Coke et prostitution

Peut-être est-ce d’ailleurs à cause de cette image sulfureuse que tout le monde va croire sans trop se poser de questions à un reportage bidonné de la BBC en 1999. Un journaliste suit Gérard, le patron de la section parisienne d’Elite (que Casablancas avait toujours détesté), et insinue à travers un montage tendancieux que l’agence et le concours Elite look of the Year  ne sont qu’une couverture pour prostituer des jeunes filles, tandis que la coke coule à flot. Le scandale frappe Elite et toutes les agences de mannequins. Le reportage est interdit et John n’est même pas cité dedans, mais l’image de l’industrie de la mode est entachée par les mœurs glauques de certains de ses protagonistes. John Casablancas explique alors à Paris Match que ce reportage l’a rendu «physiquement malade». Dégouté, il vend ses parts de la société en 2000  et part s’installer à Rio avec sa nouvelle femme  Aline Wermelinger, la gagnante de 17 ans du concours «Look of the Year» 1993 (il en avait alors 52) et leurs trois enfants –John Jr, Fernando Augusto et Nina.

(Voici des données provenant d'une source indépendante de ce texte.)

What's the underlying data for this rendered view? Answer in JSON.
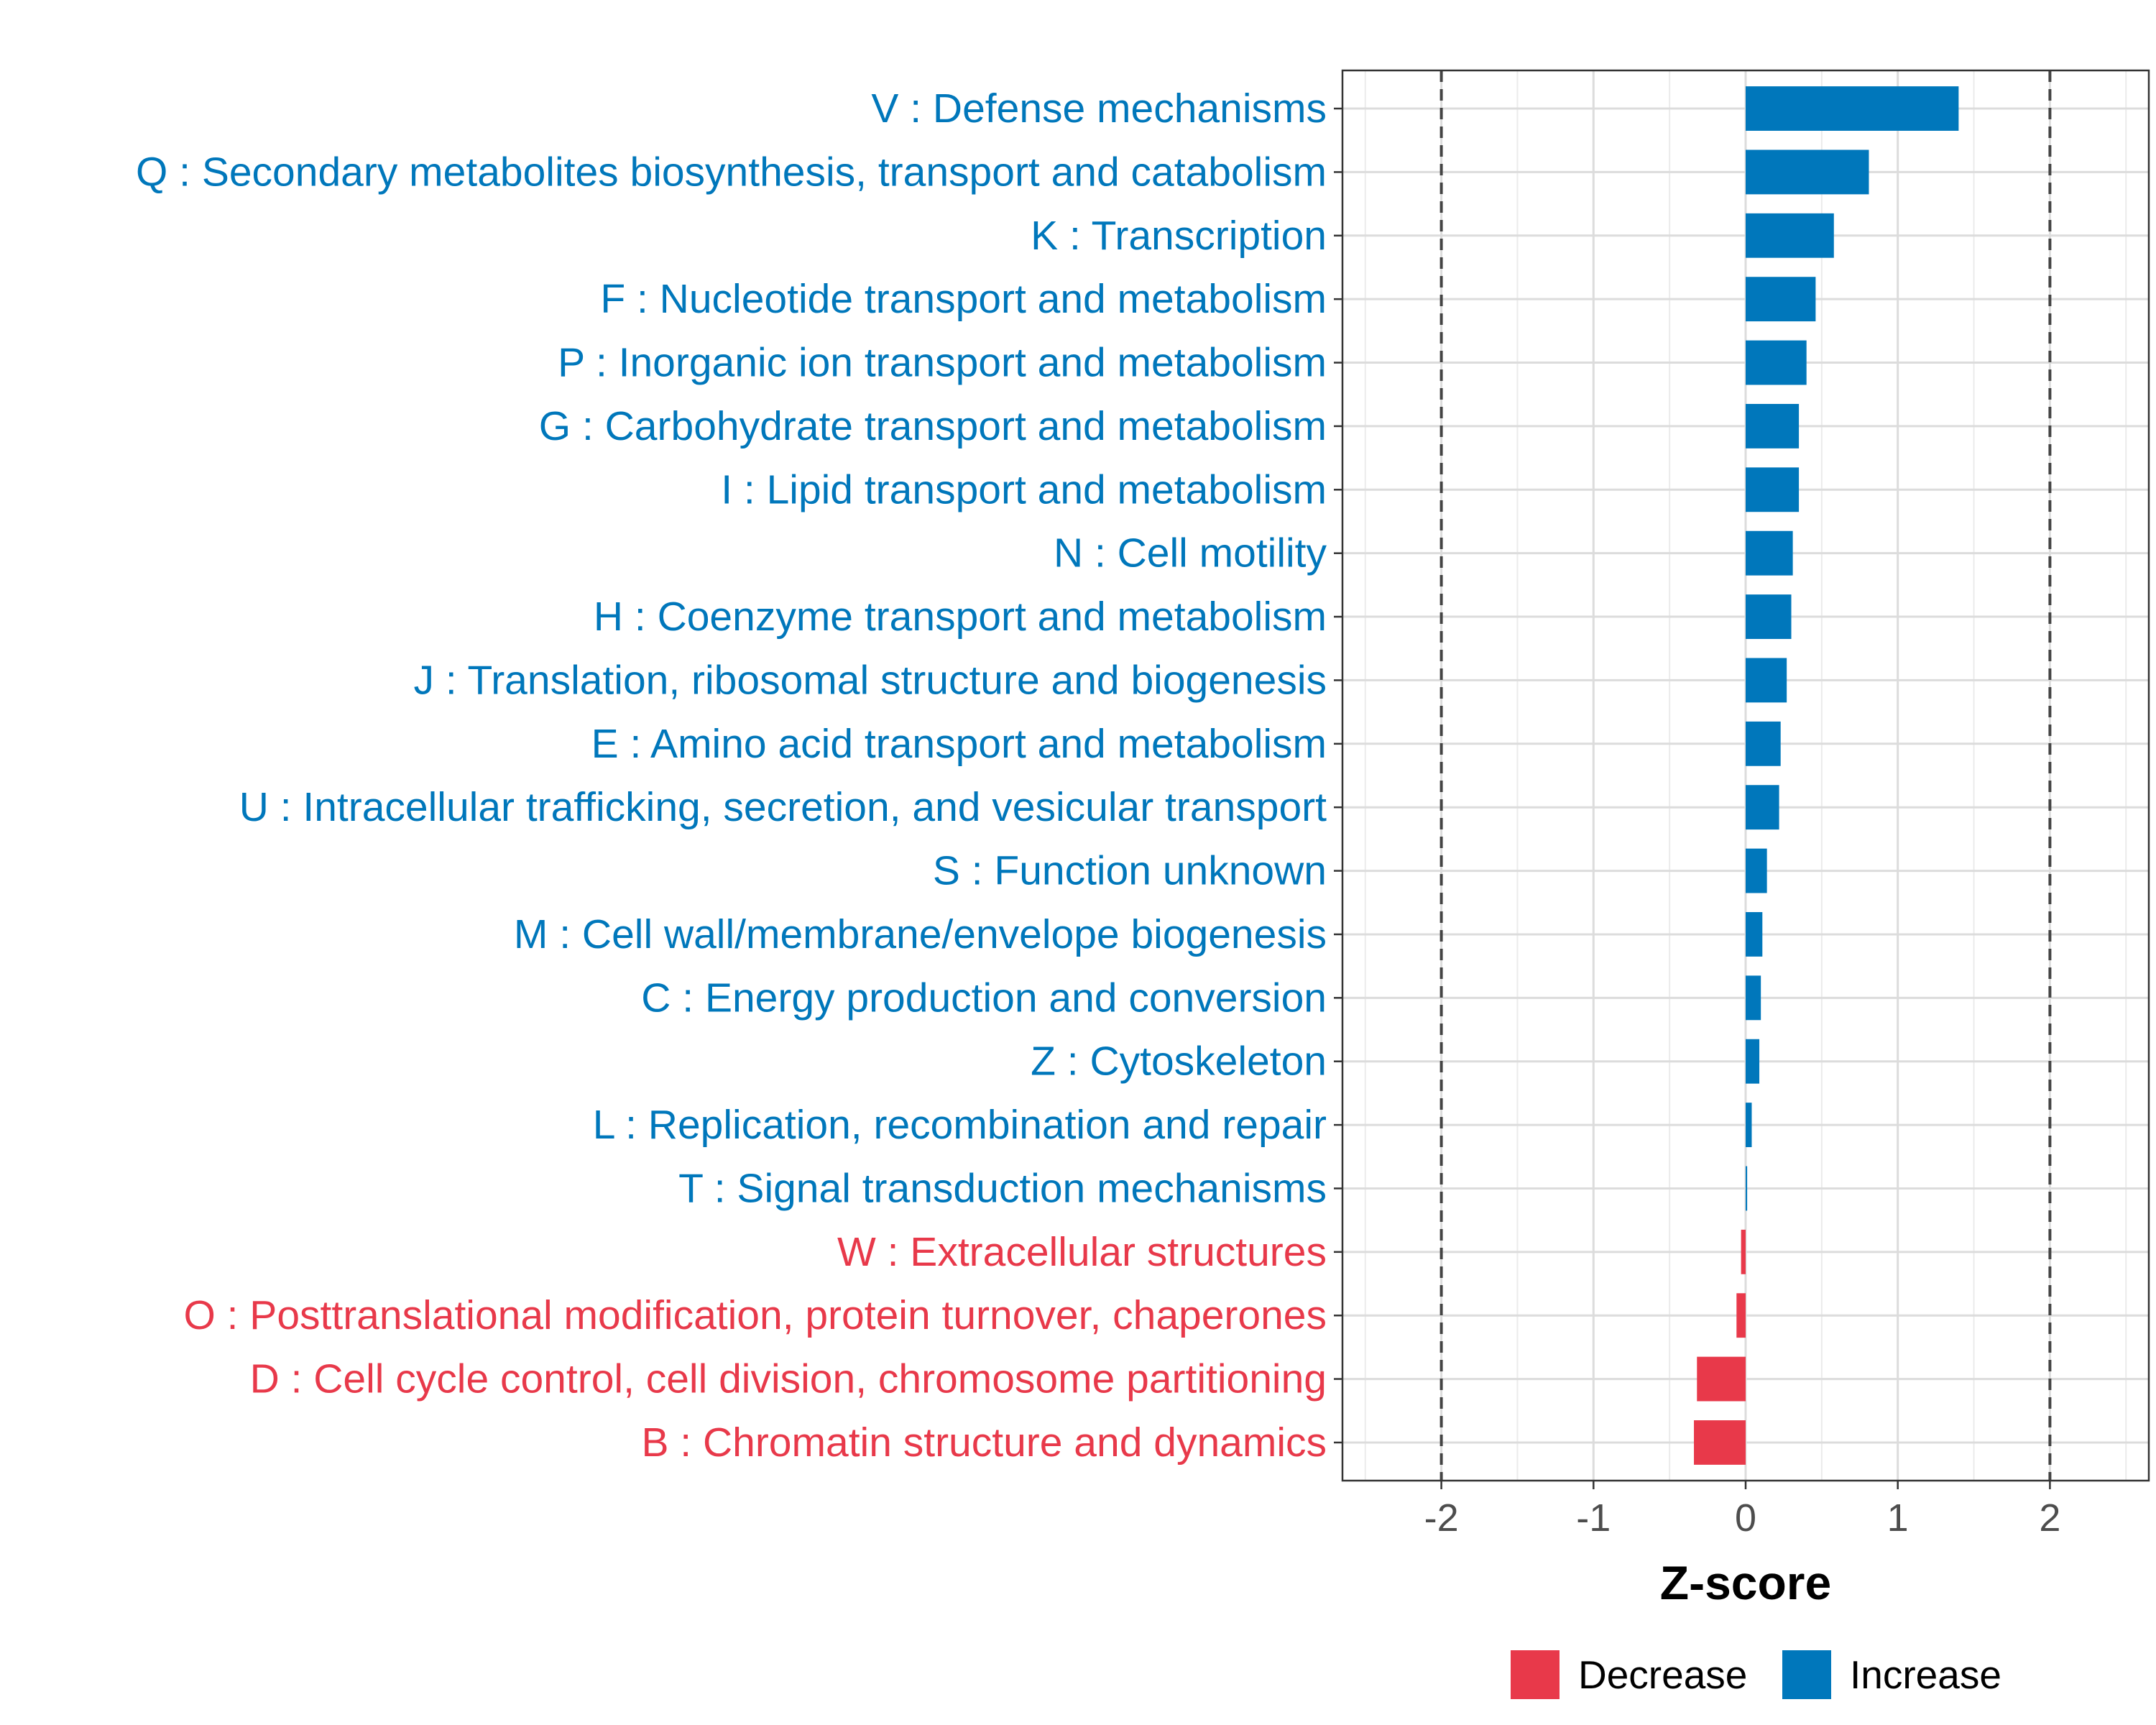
{
  "chart_data": {
    "type": "bar",
    "orientation": "horizontal",
    "xlabel": "Z-score",
    "xlim": [
      -2.65,
      2.65
    ],
    "xticks": [
      -2,
      -1,
      0,
      1,
      2
    ],
    "xtick_labels": [
      "-2",
      "-1",
      "0",
      "1",
      "2"
    ],
    "reference_lines": [
      -2,
      2
    ],
    "grid": true,
    "legend_position": "bottom",
    "legend": [
      {
        "name": "Decrease",
        "color": "#E8394A"
      },
      {
        "name": "Increase",
        "color": "#0077BB"
      }
    ],
    "categories": [
      "V : Defense mechanisms",
      "Q : Secondary metabolites biosynthesis, transport and catabolism",
      "K : Transcription",
      "F : Nucleotide transport and metabolism",
      "P : Inorganic ion transport and metabolism",
      "G : Carbohydrate transport and metabolism",
      "I : Lipid transport and metabolism",
      "N : Cell motility",
      "H : Coenzyme transport and metabolism",
      "J : Translation, ribosomal structure and biogenesis",
      "E : Amino acid transport and metabolism",
      "U : Intracellular trafficking, secretion, and vesicular transport",
      "S : Function unknown",
      "M : Cell wall/membrane/envelope biogenesis",
      "C : Energy production and conversion",
      "Z : Cytoskeleton",
      "L : Replication, recombination and repair",
      "T : Signal transduction mechanisms",
      "W : Extracellular structures",
      "O : Posttranslational modification, protein turnover, chaperones",
      "D : Cell cycle control, cell division, chromosome partitioning",
      "B : Chromatin structure and dynamics"
    ],
    "values": [
      1.4,
      0.81,
      0.58,
      0.46,
      0.4,
      0.35,
      0.35,
      0.31,
      0.3,
      0.27,
      0.23,
      0.22,
      0.14,
      0.11,
      0.1,
      0.09,
      0.04,
      0.01,
      -0.03,
      -0.06,
      -0.32,
      -0.34
    ],
    "groups": [
      "Increase",
      "Increase",
      "Increase",
      "Increase",
      "Increase",
      "Increase",
      "Increase",
      "Increase",
      "Increase",
      "Increase",
      "Increase",
      "Increase",
      "Increase",
      "Increase",
      "Increase",
      "Increase",
      "Increase",
      "Increase",
      "Decrease",
      "Decrease",
      "Decrease",
      "Decrease"
    ]
  }
}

« Je sors de chez le docteur, il me reste six mois »

« Il connaissait ses défauts et il assumait très bien qui il était. Jusqu’à son dernier souffle, ça a été les copains d’abord, la fête, le jeu et les femmes. Tout sauf la drogue qu’il détestait. Il a été un amoureux des femmes jusqu’à son dernier souffle … Il était assez étonnant pour ça. » confie Hubert qui l’a côtoyé dans les derniers mois de sa vie pour finaliser le documentaire. Tout a du effectivement aller très vite dans ce projet « il m’a appelé un matin pour m’annoncer sa maladie : « Je sors de chez le docteur, il me reste six mois. J’ai tenu à lui montrer une première version du film avant sa mort. » Dans ses derniers échanges avec Hubert Woroniecki, il aura ces mots qui résume bien son existence « rien de ce que j’ai fait n’a changé le monde mais une chose est sure : je me suis bien amusé en le faisant ». Après une vie de fête non stop, John Casablancas est décédé des suites d’un cancer en juillet 2013 à 70 ans.

Casablancas, l’homme qui aimait les femmes, un film documentaire de Hubert Woroniecki, est sorti le 29 juin 2016… et désormais dispo sur Netflix.